Tamires Emanuele A. de Oliveira
Wanderleya dos Santos Farias
Em março de 2020, o novo coronavírus, denominado de SARS-CoV-2, foi caracterizado pela OMS como uma pandemia. Desde então, esta enfermidade epidêmica tem gerado crises sem precedentes na saúde e nas economias nacional e internacional, atingindo assim, os mais diversos setores e grupos populacionais. No entanto, especialistas já alertam que a crise não alcança a todos da mesma maneira e pode acirrar ainda mais as desigualdades sociais e do mercado de trabalho.
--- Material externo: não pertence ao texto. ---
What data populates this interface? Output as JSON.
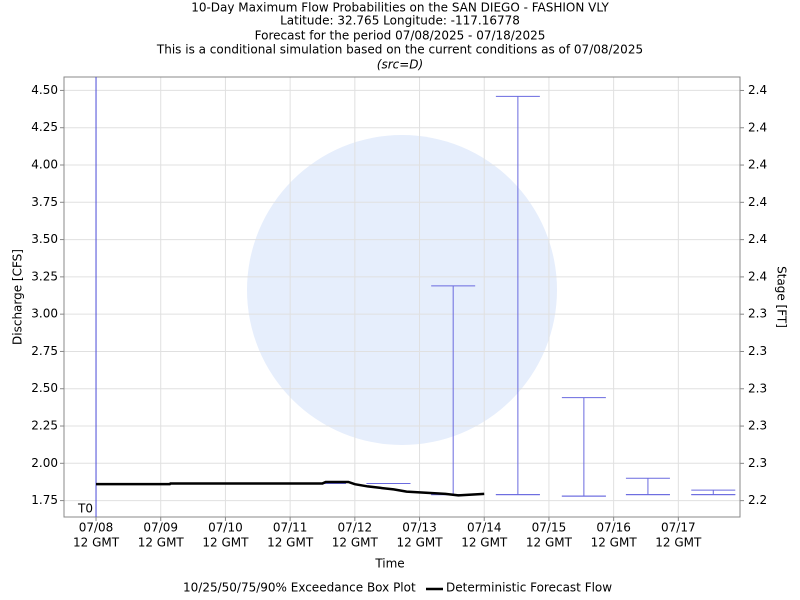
{
  "chart_data": {
    "type": "boxplot",
    "title": [
      "10-Day Maximum Flow Probabilities on the SAN DIEGO - FASHION VLY",
      "Latitude: 32.765 Longitude: -117.16778",
      "Forecast for the period 07/08/2025 - 07/18/2025",
      "This is a conditional simulation based on the current conditions as of 07/08/2025"
    ],
    "subtitle": "(src=D)",
    "x_label": "Time",
    "y_label": "Discharge [CFS]",
    "y2_label": "Stage [FT]",
    "xlim": [
      -0.495,
      9.953
    ],
    "xticks": [
      {
        "value": 0,
        "label": [
          "07/08",
          "12 GMT"
        ]
      },
      {
        "value": 1,
        "label": [
          "07/09",
          "12 GMT"
        ]
      },
      {
        "value": 2,
        "label": [
          "07/10",
          "12 GMT"
        ]
      },
      {
        "value": 3,
        "label": [
          "07/11",
          "12 GMT"
        ]
      },
      {
        "value": 4,
        "label": [
          "07/12",
          "12 GMT"
        ]
      },
      {
        "value": 5,
        "label": [
          "07/13",
          "12 GMT"
        ]
      },
      {
        "value": 6,
        "label": [
          "07/14",
          "12 GMT"
        ]
      },
      {
        "value": 7,
        "label": [
          "07/15",
          "12 GMT"
        ]
      },
      {
        "value": 8,
        "label": [
          "07/16",
          "12 GMT"
        ]
      },
      {
        "value": 9,
        "label": [
          "07/17",
          "12 GMT"
        ]
      }
    ],
    "ylim": [
      1.64,
      4.59
    ],
    "yticks": [
      {
        "value": 1.75,
        "label": "1.75"
      },
      {
        "value": 2,
        "label": "2.00"
      },
      {
        "value": 2.25,
        "label": "2.25"
      },
      {
        "value": 2.5,
        "label": "2.50"
      },
      {
        "value": 2.75,
        "label": "2.75"
      },
      {
        "value": 3,
        "label": "3.00"
      },
      {
        "value": 3.25,
        "label": "3.25"
      },
      {
        "value": 3.5,
        "label": "3.50"
      },
      {
        "value": 3.75,
        "label": "3.75"
      },
      {
        "value": 4,
        "label": "4.00"
      },
      {
        "value": 4.25,
        "label": "4.25"
      },
      {
        "value": 4.5,
        "label": "4.50"
      }
    ],
    "y2lim": [
      2.2371,
      2.4495
    ],
    "y2ticks": [
      {
        "value": 2.245,
        "label": "2.2"
      },
      {
        "value": 2.263,
        "label": "2.3"
      },
      {
        "value": 2.281,
        "label": "2.3"
      },
      {
        "value": 2.299,
        "label": "2.3"
      },
      {
        "value": 2.317,
        "label": "2.3"
      },
      {
        "value": 2.335,
        "label": "2.3"
      },
      {
        "value": 2.353,
        "label": "2.4"
      },
      {
        "value": 2.371,
        "label": "2.4"
      },
      {
        "value": 2.389,
        "label": "2.4"
      },
      {
        "value": 2.407,
        "label": "2.4"
      },
      {
        "value": 2.425,
        "label": "2.4"
      },
      {
        "value": 2.443,
        "label": "2.4"
      }
    ],
    "grid": true,
    "t0": {
      "x": 0,
      "label": "T0"
    },
    "boxes": {
      "name": "10/25/50/75/90% Exceedance Box Plot",
      "color": "#6a6adf",
      "x": [
        3.52,
        4.52,
        5.52,
        6.52,
        7.54,
        8.53,
        9.54
      ],
      "p10": [
        1.865,
        1.865,
        1.79,
        1.79,
        1.78,
        1.79,
        1.79
      ],
      "p25": [
        1.865,
        1.865,
        1.79,
        1.79,
        1.78,
        1.79,
        1.79
      ],
      "p50": [
        1.865,
        1.865,
        1.79,
        1.79,
        1.78,
        1.79,
        1.79
      ],
      "p75": [
        1.865,
        1.865,
        1.79,
        1.79,
        1.78,
        1.79,
        1.79
      ],
      "p90": [
        1.865,
        1.865,
        3.19,
        4.46,
        2.44,
        1.9,
        1.82
      ]
    },
    "series": [
      {
        "name": "Deterministic Forecast Flow",
        "color": "#000000",
        "x": [
          0,
          1.14,
          1.15,
          3.5,
          3.55,
          3.9,
          4.0,
          4.2,
          4.4,
          4.6,
          4.8,
          5.0,
          5.2,
          5.4,
          5.6,
          5.8,
          6.0
        ],
        "values": [
          1.86,
          1.86,
          1.865,
          1.865,
          1.875,
          1.875,
          1.86,
          1.845,
          1.835,
          1.825,
          1.81,
          1.805,
          1.8,
          1.795,
          1.785,
          1.79,
          1.795
        ]
      }
    ]
  }
}
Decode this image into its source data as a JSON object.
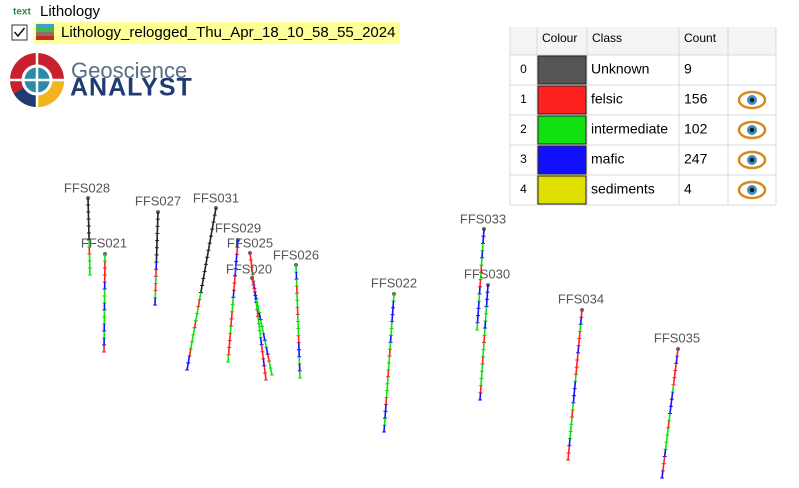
{
  "header": {
    "tag": "text",
    "layer": "Lithology",
    "item": "Lithology_relogged_Thu_Apr_18_10_58_55_2024"
  },
  "logo": {
    "line1": "Geoscience",
    "line2": "ANALYST"
  },
  "table": {
    "columns": [
      "Colour",
      "Class",
      "Count"
    ],
    "rows": [
      {
        "index": 0,
        "color": "#555555",
        "class": "Unknown",
        "count": 9,
        "visible": false
      },
      {
        "index": 1,
        "color": "#ff2020",
        "class": "felsic",
        "count": 156,
        "visible": true
      },
      {
        "index": 2,
        "color": "#10e010",
        "class": "intermediate",
        "count": 102,
        "visible": true
      },
      {
        "index": 3,
        "color": "#1010ff",
        "class": "mafic",
        "count": 247,
        "visible": true
      },
      {
        "index": 4,
        "color": "#e0e000",
        "class": "sediments",
        "count": 4,
        "visible": true
      }
    ]
  },
  "holes": [
    "FFS028",
    "FFS027",
    "FFS031",
    "FFS021",
    "FFS029",
    "FFS025",
    "FFS020",
    "FFS026",
    "FFS022",
    "FFS033",
    "FFS030",
    "FFS034",
    "FFS035"
  ]
}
O mercado de trabalho brasileiro é marcado pela forte presença da informalidade. Em geral, as pessoas que ocupam trabalhos informais são inseridas de forma precária no mercado de trabalho, uma vez não têm acesso à proteção social e trabalhista regulamentada pelo Estado. Segundo o IBGE, os trabalhadores por conta própria, empregos intermitentes, trabalhador doméstico sem carteira assinada, microempreendedores individuais, trabalhadores de aplicativos digitais, entre outros, podem ser citados como exemplos de atividades informais no Brasil. Os níveis de rendimentos auferidos pelos trabalhadores informais, em geral, são mais baixos do que um empregado com carteira assinada e os informais estão mais expostos à pobreza e exclusão do sistema de proteção social.
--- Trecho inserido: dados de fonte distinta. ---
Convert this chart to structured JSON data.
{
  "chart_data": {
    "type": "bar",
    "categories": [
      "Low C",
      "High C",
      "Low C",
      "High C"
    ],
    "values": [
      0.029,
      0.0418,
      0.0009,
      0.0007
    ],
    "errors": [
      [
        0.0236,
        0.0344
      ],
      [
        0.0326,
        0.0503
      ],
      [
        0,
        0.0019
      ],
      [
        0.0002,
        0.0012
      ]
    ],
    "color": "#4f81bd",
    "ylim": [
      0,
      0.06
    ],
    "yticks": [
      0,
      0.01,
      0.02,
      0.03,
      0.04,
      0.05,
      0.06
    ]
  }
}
Entre os anos de 2003 a 2014, o mercado de trabalho do país, a despeito de suas distorções estruturais, conseguiu ampliar o processo de formalização do trabalho. Em 2012, segundo a Pesquisa Nacional por Amostra de Domicílio Contínua (PNADC), a taxa de formalidade era de 56,6%, o que correspondia a um aumento de 13,9 pontos percentuais na formalização do trabalho em dez anos. No entanto, com a crise política e econômica que o país ingressou a partir de 2015, houve uma retração no mercado formal. Em 2019, a subutilização da força de trabalho alcançava 25% da população ativa.
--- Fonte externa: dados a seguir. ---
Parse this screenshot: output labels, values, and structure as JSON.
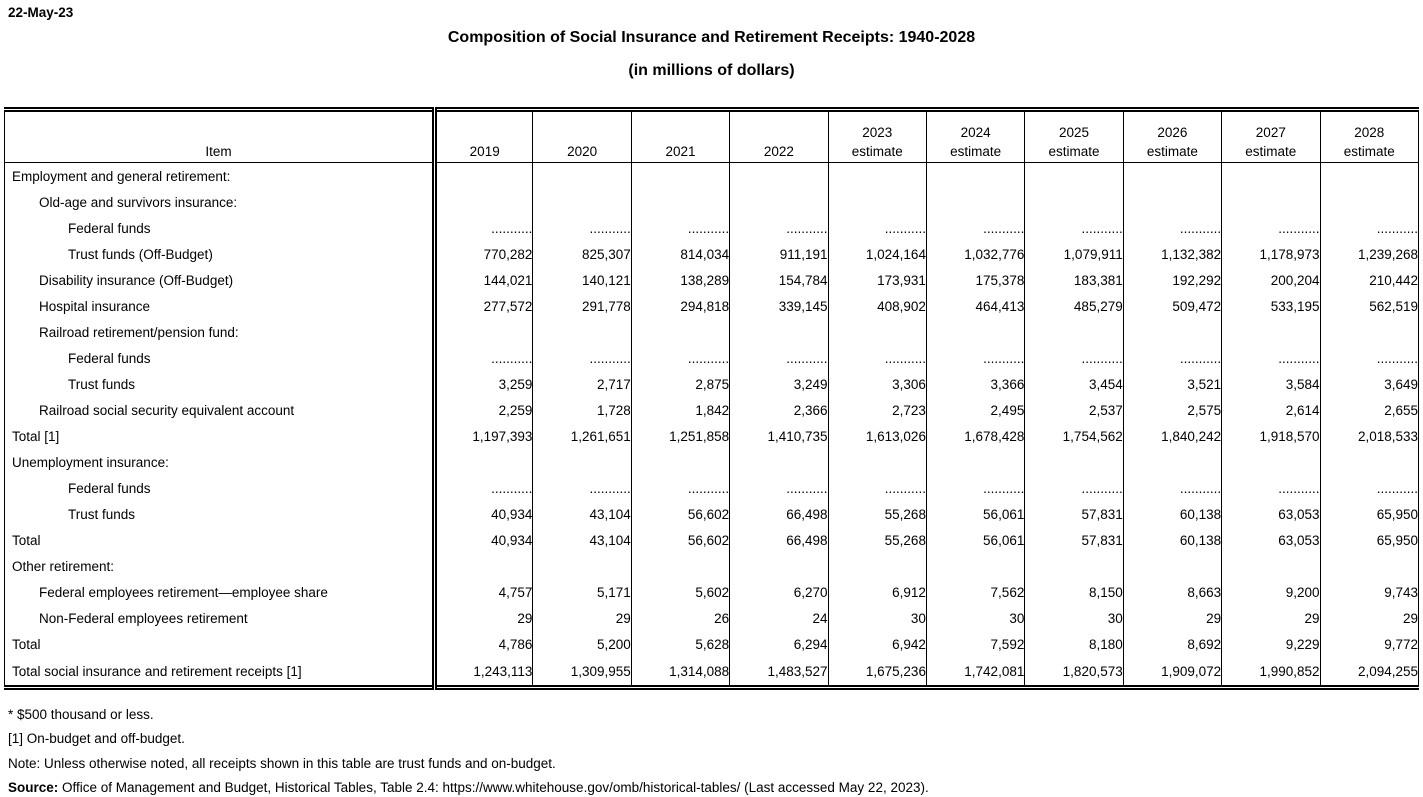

A Covid-19 chegou ao Brasil no final de fevereiro de 2020 num contexto em que o país experimentava uma lenta recuperação econômica. A pandemia se disseminou de forma rápida pelas regiões do país. Diversos segmentos do setor produtivo da economia tiveram que reduzir drasticamente suas operações para evitar o agravamento da crise sanitária. Apesar das ações adotadas pelo governo federal para amortecer os efeitos da pandemia no mercado formal de trabalho, como a redução proporcional da jornada e de salário e a suspensão temporária do contrato de trabalho, os impactos adversos sobre o nível de desocupação foram significativos e ainda persistem.
Entre janeiro e agosto de 2020, as demissões que ocorreram no mercado formal de trabalho brasileiro se concentraram, na região Sudeste (717.224), o que representou cerca de 53,5% do total de desligamentos ocorridos no país. A região Sul ficou em segundo lugar com 20,7% dos desligamentos, totalizando 289.658 demissões e o Nordeste ocupou a terceira posição (186.208) com um percentual de 13,3% em relação ao total do país.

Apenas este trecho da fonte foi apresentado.